This question arose from my attempt to solve the problem posed in this fascinating question about the gradient of a soft function in $ mathbb {S} ^ 2 $.

Fix a finite set, $ P $, of an even number of points $ p_1, ldots, p_N in mathbb {S} ^ 2 $. Leave $ C (p_i) = {q in mathbb {S} ^ 2: q cdot p_i = 0 } $ Be set of large circles with axis of $ p_i $.

We make the following assumptions

- $ C (p_i) neq C (p_j) $ for $ p neq j $
- $ C (p_i) cap C (p_j) cap C (p_k) = emptyset $ for different $ p_i, p_j, p_k $.

Now let $ V = {q in mathbb {S} ^ 2: q in C (p_i) cap C (p_j), mbox {some} p_i neq p_j } $. This is the set of {vertices}.

Leave

$$

Gamma = bigcup_ {p in P} C (p) $$

and let $ E $ be the set of components of $ Gamma backslash V $. This is the set of edges. Clearly, $ (V, E) $ It is a flat graph. Finally, let's go $ F $ be the set of the components of $ mathbb {S} ^ 2 backslash Gamma $. This is the set of faces.
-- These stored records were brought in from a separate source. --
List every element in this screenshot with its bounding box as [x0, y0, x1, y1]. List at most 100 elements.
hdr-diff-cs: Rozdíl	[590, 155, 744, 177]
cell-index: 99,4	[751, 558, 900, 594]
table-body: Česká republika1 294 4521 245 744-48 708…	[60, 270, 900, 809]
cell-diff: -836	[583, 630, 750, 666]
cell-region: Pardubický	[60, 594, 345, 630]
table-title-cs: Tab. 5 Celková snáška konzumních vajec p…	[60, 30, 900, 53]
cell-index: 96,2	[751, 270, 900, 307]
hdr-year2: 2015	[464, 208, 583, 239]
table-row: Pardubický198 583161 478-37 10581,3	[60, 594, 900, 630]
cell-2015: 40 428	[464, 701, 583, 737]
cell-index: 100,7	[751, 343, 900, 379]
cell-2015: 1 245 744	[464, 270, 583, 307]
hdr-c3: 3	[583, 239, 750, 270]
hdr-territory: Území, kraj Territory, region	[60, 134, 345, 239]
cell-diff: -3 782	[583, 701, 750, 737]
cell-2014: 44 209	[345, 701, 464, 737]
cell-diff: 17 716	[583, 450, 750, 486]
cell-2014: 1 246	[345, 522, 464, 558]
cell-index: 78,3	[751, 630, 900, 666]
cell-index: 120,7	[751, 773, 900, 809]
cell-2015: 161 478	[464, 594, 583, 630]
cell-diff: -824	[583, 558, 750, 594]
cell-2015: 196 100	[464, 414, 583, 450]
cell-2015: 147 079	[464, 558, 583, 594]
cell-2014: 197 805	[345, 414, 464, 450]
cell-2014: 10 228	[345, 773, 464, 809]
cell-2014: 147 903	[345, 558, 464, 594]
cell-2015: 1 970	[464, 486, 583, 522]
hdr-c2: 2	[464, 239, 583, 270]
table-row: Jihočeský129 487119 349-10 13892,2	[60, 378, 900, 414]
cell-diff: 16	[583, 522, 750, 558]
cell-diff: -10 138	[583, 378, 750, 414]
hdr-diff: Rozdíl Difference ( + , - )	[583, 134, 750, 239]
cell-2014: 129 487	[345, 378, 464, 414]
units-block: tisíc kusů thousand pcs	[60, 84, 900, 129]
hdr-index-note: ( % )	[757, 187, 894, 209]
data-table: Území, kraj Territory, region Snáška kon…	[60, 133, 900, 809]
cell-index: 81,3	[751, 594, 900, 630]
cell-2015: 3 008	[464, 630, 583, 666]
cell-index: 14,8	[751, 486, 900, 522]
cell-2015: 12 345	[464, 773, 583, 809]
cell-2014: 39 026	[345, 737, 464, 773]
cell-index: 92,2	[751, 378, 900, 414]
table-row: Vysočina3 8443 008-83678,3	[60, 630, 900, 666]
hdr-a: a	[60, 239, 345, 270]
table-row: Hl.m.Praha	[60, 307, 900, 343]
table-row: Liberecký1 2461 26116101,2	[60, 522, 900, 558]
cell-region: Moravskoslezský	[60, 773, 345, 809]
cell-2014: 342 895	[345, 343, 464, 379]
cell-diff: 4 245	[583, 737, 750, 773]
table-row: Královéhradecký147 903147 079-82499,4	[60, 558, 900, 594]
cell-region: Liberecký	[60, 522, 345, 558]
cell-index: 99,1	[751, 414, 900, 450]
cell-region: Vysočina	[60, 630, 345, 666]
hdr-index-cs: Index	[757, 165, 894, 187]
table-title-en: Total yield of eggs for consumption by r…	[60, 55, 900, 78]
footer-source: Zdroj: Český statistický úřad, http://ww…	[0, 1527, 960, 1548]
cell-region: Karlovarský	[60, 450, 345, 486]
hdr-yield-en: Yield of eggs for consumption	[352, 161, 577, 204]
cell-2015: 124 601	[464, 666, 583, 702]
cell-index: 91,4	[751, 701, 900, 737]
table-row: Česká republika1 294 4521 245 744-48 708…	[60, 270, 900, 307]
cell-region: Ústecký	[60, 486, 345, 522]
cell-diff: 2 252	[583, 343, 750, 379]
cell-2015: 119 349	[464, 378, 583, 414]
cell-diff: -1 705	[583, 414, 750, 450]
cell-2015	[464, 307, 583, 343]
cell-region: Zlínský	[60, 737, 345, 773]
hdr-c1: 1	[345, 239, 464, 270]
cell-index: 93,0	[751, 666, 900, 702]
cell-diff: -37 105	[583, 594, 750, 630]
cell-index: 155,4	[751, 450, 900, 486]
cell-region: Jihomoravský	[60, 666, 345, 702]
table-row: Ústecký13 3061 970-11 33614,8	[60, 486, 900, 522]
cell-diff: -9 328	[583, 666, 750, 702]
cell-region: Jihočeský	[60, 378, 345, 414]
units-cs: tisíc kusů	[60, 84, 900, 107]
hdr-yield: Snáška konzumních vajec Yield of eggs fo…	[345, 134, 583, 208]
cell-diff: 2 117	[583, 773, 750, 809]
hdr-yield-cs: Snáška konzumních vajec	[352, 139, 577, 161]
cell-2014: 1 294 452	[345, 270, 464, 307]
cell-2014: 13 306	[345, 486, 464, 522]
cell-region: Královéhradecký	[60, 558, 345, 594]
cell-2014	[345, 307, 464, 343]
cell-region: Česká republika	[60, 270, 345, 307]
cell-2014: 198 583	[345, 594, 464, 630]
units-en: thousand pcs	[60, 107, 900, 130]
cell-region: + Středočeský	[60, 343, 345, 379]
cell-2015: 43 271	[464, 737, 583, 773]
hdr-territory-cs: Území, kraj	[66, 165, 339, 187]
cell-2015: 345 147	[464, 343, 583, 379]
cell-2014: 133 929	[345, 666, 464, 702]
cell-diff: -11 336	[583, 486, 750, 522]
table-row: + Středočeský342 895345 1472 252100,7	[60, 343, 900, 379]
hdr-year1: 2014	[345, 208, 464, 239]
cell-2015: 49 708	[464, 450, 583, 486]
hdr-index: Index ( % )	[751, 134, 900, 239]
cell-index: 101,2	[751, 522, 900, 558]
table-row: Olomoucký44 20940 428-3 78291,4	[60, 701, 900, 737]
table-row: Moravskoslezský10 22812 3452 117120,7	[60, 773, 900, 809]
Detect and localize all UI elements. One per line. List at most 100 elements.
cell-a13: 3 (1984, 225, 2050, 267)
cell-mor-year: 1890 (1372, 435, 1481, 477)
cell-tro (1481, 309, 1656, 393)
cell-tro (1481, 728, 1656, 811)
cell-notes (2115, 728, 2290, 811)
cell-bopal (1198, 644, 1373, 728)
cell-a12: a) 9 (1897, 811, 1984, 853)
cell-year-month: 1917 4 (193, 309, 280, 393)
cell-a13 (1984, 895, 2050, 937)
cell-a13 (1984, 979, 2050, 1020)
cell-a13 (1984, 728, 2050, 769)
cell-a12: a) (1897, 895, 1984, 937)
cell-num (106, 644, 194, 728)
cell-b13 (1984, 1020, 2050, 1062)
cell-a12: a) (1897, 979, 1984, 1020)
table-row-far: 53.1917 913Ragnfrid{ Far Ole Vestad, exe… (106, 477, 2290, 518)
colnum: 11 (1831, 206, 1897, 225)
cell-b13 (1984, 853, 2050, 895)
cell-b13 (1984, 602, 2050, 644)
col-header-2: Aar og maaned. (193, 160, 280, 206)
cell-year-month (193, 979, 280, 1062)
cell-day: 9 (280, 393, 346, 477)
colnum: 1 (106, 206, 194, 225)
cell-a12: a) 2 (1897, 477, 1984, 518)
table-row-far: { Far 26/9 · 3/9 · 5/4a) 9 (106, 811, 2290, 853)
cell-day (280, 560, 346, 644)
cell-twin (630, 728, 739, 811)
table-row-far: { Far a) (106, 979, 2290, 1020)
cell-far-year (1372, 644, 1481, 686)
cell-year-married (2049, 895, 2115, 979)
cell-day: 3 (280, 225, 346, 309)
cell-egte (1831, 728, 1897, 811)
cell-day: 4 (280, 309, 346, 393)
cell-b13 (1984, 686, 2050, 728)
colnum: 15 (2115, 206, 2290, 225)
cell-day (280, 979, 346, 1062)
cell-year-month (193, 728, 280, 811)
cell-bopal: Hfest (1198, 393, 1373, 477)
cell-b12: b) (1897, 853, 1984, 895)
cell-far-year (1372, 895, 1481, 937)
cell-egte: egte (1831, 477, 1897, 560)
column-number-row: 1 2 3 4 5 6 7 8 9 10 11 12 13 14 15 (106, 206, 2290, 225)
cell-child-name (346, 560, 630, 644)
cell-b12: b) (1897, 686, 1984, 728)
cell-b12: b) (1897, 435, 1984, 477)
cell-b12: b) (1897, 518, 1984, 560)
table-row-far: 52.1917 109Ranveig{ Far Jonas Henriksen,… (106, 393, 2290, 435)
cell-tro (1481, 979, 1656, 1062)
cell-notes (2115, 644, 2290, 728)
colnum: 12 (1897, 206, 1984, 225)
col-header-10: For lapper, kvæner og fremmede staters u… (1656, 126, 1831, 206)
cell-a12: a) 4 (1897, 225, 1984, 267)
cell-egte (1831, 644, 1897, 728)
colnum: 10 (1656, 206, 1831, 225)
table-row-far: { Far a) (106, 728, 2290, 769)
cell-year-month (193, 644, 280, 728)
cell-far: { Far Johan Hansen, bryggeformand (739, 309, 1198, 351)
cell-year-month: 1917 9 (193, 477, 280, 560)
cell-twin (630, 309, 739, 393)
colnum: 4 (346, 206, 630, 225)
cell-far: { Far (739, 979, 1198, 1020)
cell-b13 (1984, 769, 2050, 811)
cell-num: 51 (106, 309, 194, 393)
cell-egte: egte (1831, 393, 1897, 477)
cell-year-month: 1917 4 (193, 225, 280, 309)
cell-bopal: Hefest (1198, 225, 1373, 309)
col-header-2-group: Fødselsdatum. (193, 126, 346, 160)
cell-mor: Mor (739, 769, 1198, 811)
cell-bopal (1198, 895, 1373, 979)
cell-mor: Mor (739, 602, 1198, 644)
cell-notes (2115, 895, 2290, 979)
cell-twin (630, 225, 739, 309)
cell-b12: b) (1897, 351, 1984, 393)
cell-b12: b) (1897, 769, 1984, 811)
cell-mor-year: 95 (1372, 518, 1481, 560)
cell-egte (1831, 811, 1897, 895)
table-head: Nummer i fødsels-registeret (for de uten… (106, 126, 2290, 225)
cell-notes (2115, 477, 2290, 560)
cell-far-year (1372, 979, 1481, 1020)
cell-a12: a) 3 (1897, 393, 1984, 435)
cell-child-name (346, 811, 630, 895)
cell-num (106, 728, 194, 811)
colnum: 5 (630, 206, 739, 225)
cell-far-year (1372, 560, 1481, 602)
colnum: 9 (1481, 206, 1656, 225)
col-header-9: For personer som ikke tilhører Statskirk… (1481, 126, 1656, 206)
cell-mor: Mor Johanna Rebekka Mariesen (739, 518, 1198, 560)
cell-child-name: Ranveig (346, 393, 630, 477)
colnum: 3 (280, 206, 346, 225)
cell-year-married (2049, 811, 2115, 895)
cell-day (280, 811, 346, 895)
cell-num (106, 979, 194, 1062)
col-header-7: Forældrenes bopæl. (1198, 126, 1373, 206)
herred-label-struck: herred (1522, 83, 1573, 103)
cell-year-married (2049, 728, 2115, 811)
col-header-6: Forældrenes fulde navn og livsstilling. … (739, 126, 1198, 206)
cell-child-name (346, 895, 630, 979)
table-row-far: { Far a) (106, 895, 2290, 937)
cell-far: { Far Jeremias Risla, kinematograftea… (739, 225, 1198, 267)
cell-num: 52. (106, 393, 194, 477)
We can think of $ (F, E) $ as the dual chart for $ (V, E) $.

Keep in mind that the antipodal map $ A: mathbb {S} ^ 2 to mathbb {S} ^ 2 $ Induces an involution in the sets. $ V $, $ E $ Y $ F $ which we will also denote by $ A $.

Now suppose we have a map $ sigma: F to {0, ldots, N } $ with the property that

- $ sigma (f) + sigma (A (f)) = N $
- Yes $ f_1 $ Y $ f_2 $ they are adjacent faces, then $ | sigma (f_1) – sigma (f_2) | = 1 $ (that is to say., $ sigma $ Jump through one through an edge.

Look at the construction ensuring that each vertex. $ v $ It limits four edges and thus one has four faces. $ f_1 $, $ f_2 $, $ f_3 $ Y $ f_4 $ meet in $ v $, then, until the re-labeling $ sigma (f_1) = sigma (f_2) $, $ sigma (f_3) = sigma (f_2) -1 $ Y $ sigma (f_4) = sigma (f_2) + 1 = sigma (f_3) + 2 $.

Now let $ F_e = {f in F: sigma (f) mbox {even} } $ and y $ F_o = {f in F: sigma (f) mbox {odd} }. $

Leave

$$

F_o & # 39; = {f in F_o: sigma (f) geq 3 mbox {y} sigma (A (f)) geq 3 }.

$$

As $ N $ it's even, we have $ A (F_e) = F_e $ Y $ A (F_o) = F_o $.

by $ F_o & # 39; & # 39; $ some unspecified subset of $ F_o & # 39; $, we are interested in the following problem:

**Issue:** Determine if $ F_o & # 39; & # 39; cup F_e $ contains a connected path (in the dual graph $ (F, E) $) connecting antipodal faces.

When $ N = 2 $ or $ N = 4 $, $ F_o & # 39; $ it is empty and it is easy to see any path between the antipodal points in $ F_e $ must go through $ F_o $ – That is, there is no route as requested by the problem. I have no idea what can happen when $ N = 6 $. My suspicion is that for $ F_o & # 39; & # 39; $ big enough one can have such a way.